By 1983, Reagan had been in office for a couple of years, the shock of OPEC flexing their muscles had begun to die down, and auto makers stopped fighting emission control regulations, and started focusing their engineers on actually making their cars work with them.
Fuel economy continued to be a strong driver in advertising, however consumers were ready, once again, for performance as well. This ad for the 1983 Dodge Shelby Charger (a derivative of the front-wheel drive Omni) even leads with a headline denigrating what, at that time had been the extent of a sport package- paint and tape.

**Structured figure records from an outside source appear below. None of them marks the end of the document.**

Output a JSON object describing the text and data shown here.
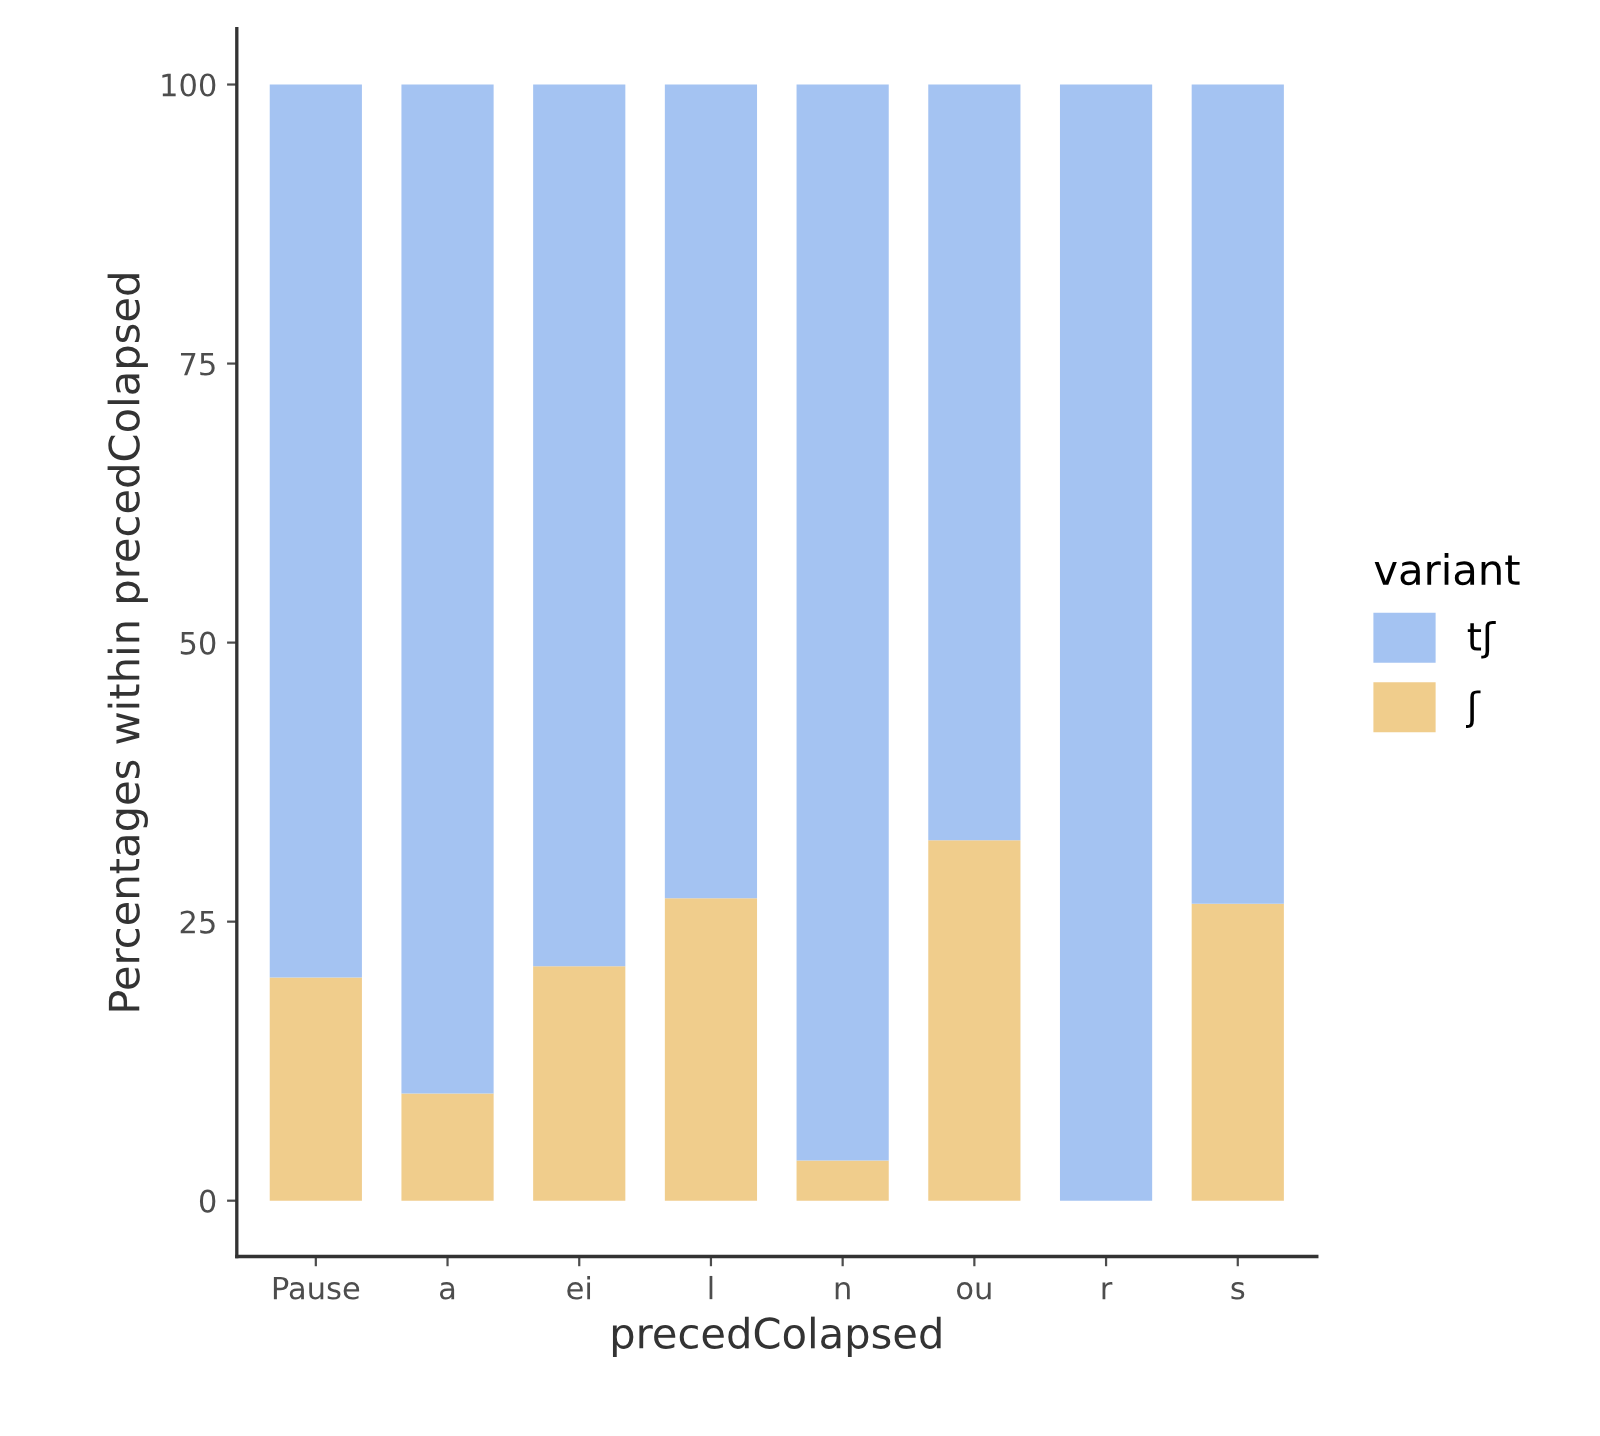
{
  "chart_data": {
    "type": "bar",
    "stacked": true,
    "xlabel": "precedColapsed",
    "ylabel": "Percentages within precedColapsed",
    "legend_title": "variant",
    "legend": "right",
    "categories": [
      "Pause",
      "a",
      "ei",
      "l",
      "n",
      "ou",
      "r",
      "s"
    ],
    "series": [
      {
        "name": "ʃ",
        "color": "#f0cd8c",
        "values": [
          20,
          9.6,
          21,
          27.1,
          3.6,
          32.3,
          0,
          26.6
        ]
      },
      {
        "name": "tʃ",
        "color": "#a4c3f2",
        "values": [
          80,
          90.4,
          79,
          72.9,
          96.4,
          67.7,
          100,
          73.4
        ]
      }
    ],
    "ylim": [
      -5,
      105
    ],
    "yticks": [
      0,
      25,
      50,
      75,
      100
    ],
    "grid": false
  }
}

Starting with the price point – $8,290 in this case – the ad then delves not into fuel mileage or quality, but performance. Touting what for the period was pretty substantial numbers – 107-bhp, 127 ft-lbs of torque, and a zero to fifty (remember the national limit was 55-mph back then) time of only 5.5 seconds.
Described as quick as a quarter horse, but agile as a cutting pony, Chrysler hypes the handling of the Charger, tossing out terms such as skidpad, and slalom like it was old hat for the company.
It’s not until you get three-quarters of the way through the ad that gas mileage even comes up, and at 40 hwy/25 city it is worth mentioning. Still, the fuel economy is positioned after the performance, and for the first time in many years, it is real performance that they’re selling. Even the tag America’s Driving Machines speaks of a new era for the car maker.
So, as the darkest days of long gas lines and american car makers dragging their feet into modernity were ending, a new age arrived, and brought with it efficiency with performance. Starting around this time, cars began become kind of fun again, and sporty cars such as the Charger, the Ford Mustang GT, Chevy Camaro and Firebird led the way.